BEIJING, Feb. 22 (Xinhua) -- China's non-financial outbound direct investment (ODI) dropped 35.7 percent year on year to 53.27 billion yuan (7.73 billion U.S. dollars) in January this year, official data showed on February 16.
In January, Chinese companies invested in 983 overseas enterprises in 108 countries and regions, according to the Ministry of Commerce (MOC).

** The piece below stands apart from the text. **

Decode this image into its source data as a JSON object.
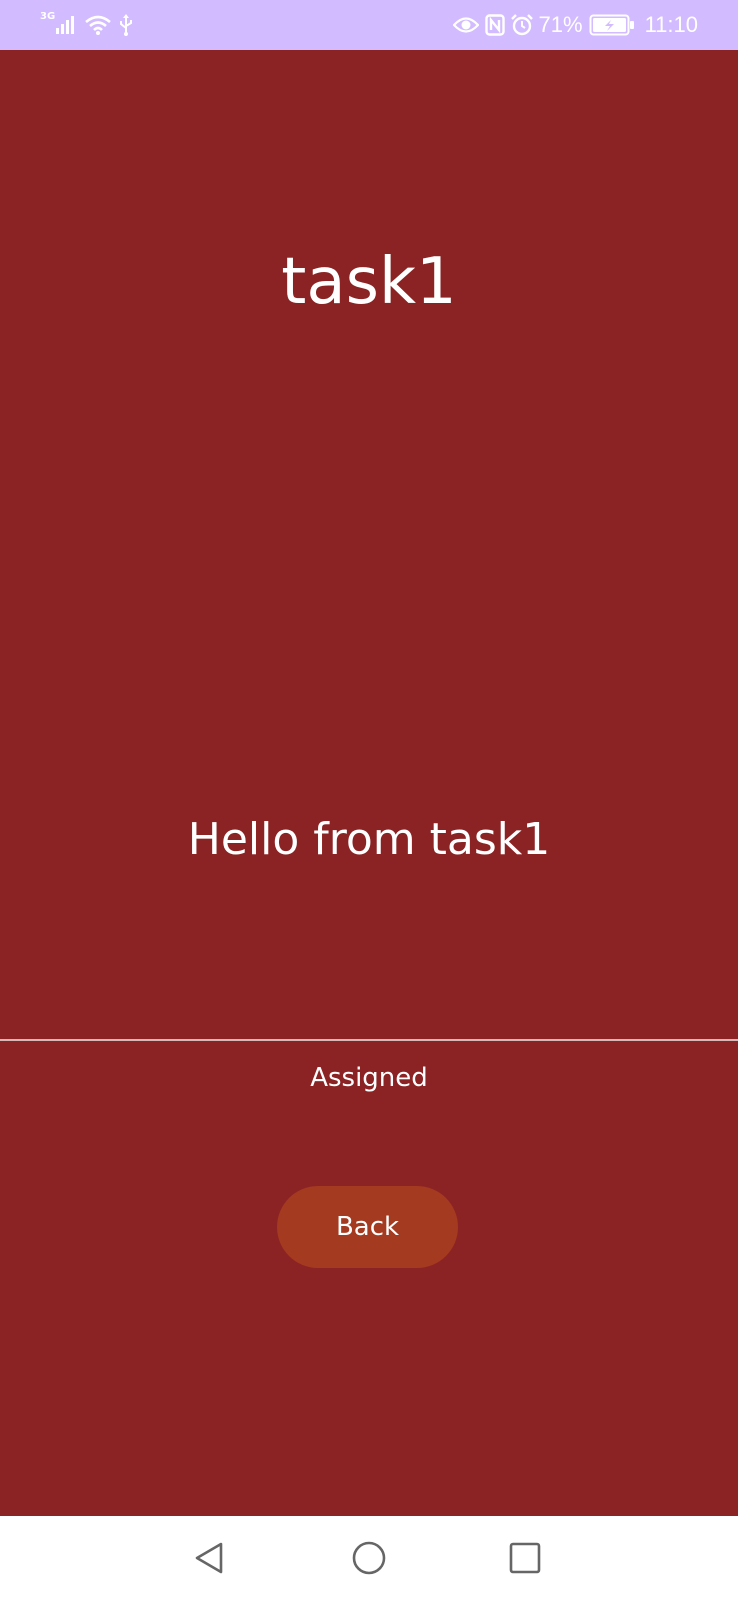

What’s worth noting is that real economy and emerging industries are attracted most attention of investors. In January, outbound investment in manufacturing industry hiked 79.4 percent on year, accounting for 37.5 percent of China’s total ODI compared to the 13.4 percent in the same period last year, and that in information transmission and software and information technology service industry increased 33.1 percent on year, accounting for 11.5 percent in total ODI compared to the 5.6 percent a year ago.

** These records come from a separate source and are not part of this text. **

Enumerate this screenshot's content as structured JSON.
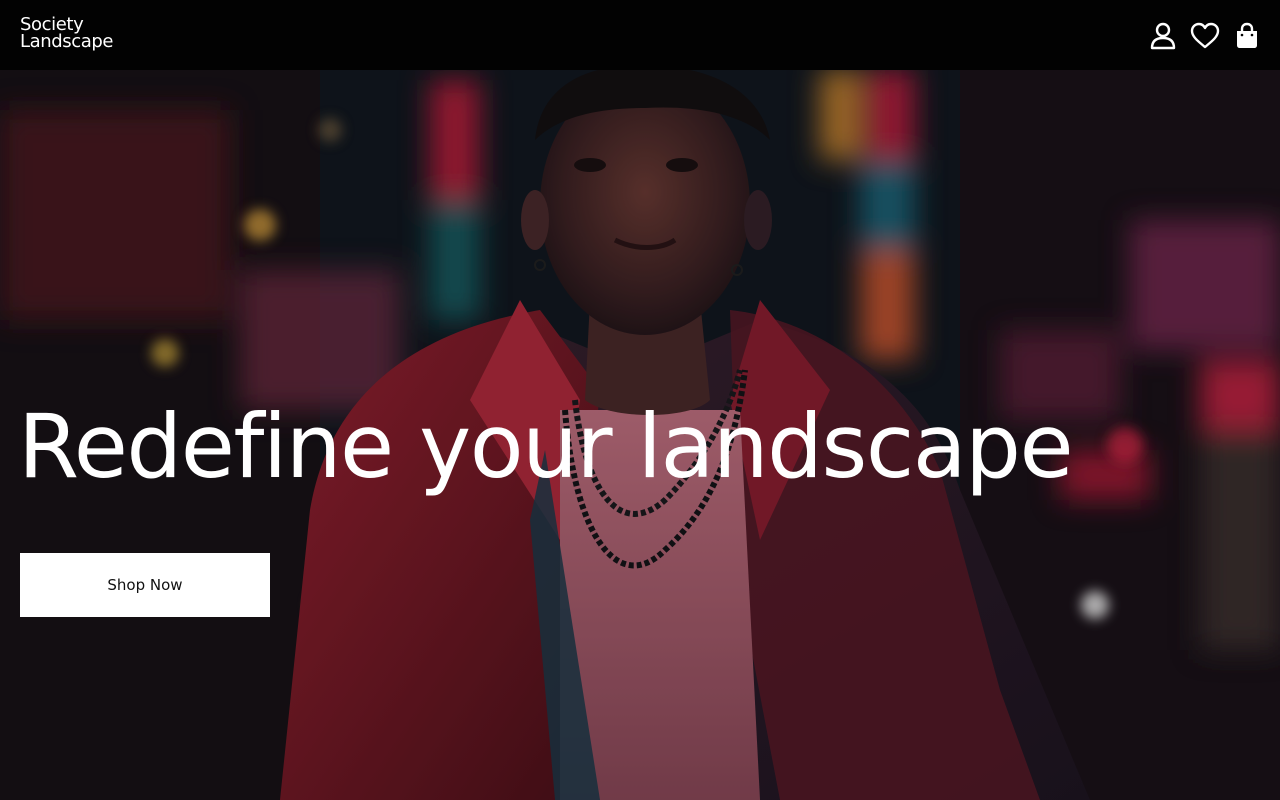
{
  "brand": {
    "line1": "Society",
    "line2": "Landscape"
  },
  "header": {
    "icons": [
      "user-icon",
      "heart-icon",
      "shopping-bag-icon"
    ]
  },
  "hero": {
    "headline": "Redefine your landscape",
    "cta_label": "Shop Now"
  },
  "colors": {
    "header_bg": "#020202",
    "text": "#ffffff",
    "button_bg": "#ffffff",
    "button_text": "#111111",
    "neon_red": "#e0284a",
    "jacket_red": "#8a1c2a"
  }
}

ODI in equipment manufacturing industry hit 2.29 billion U.S. dollars, 2.7 folds of that in January of 2016, but investment in real estate industry slid 84.3 percent on year and in culture, sports and entertainment down 93.3 percent on year.
Meanwhile, Chinese investors were active in countries along the Belt and Road. The non-financial ODI of China in Belt and Road countries presented 10.6 percent in China’s total ODI, up 2.1 percentage points from that in 2016.

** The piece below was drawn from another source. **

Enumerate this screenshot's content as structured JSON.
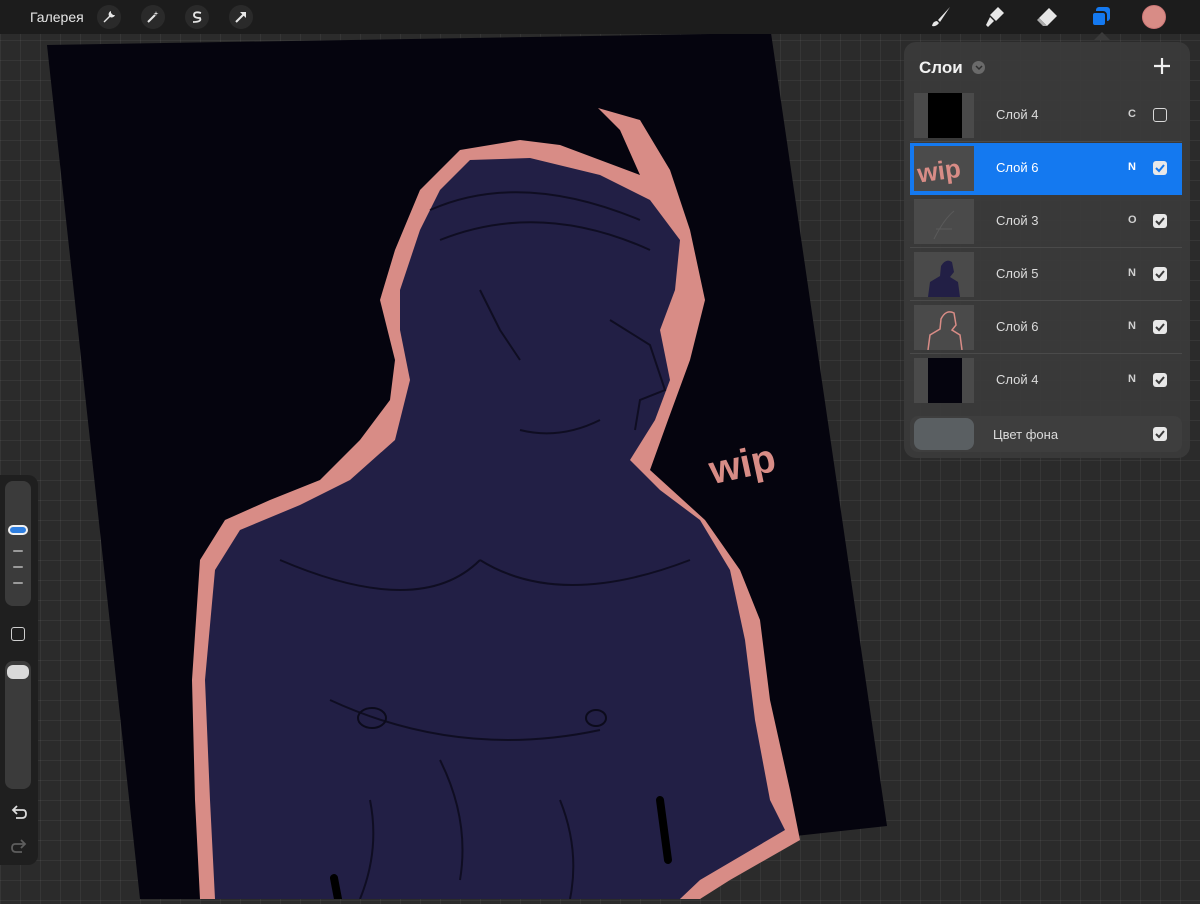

Besides, the financing channels for outbound investment of Chinese enterprises showed a trend of diversification. The biggest two investment issues in January, with combined value of 8.38 billion U.S. dollars, were both accomplished through overseas financing.
The turnover of China’s overseas contracted projects in January in 2017 reached 56.44 billion yuan (about 8.19 billion U.S. dollars), up 3.4 percent year on year, and the value of the newly signed contracts was 82.49 billion yuan (about 11.97 billion U.S. dollars).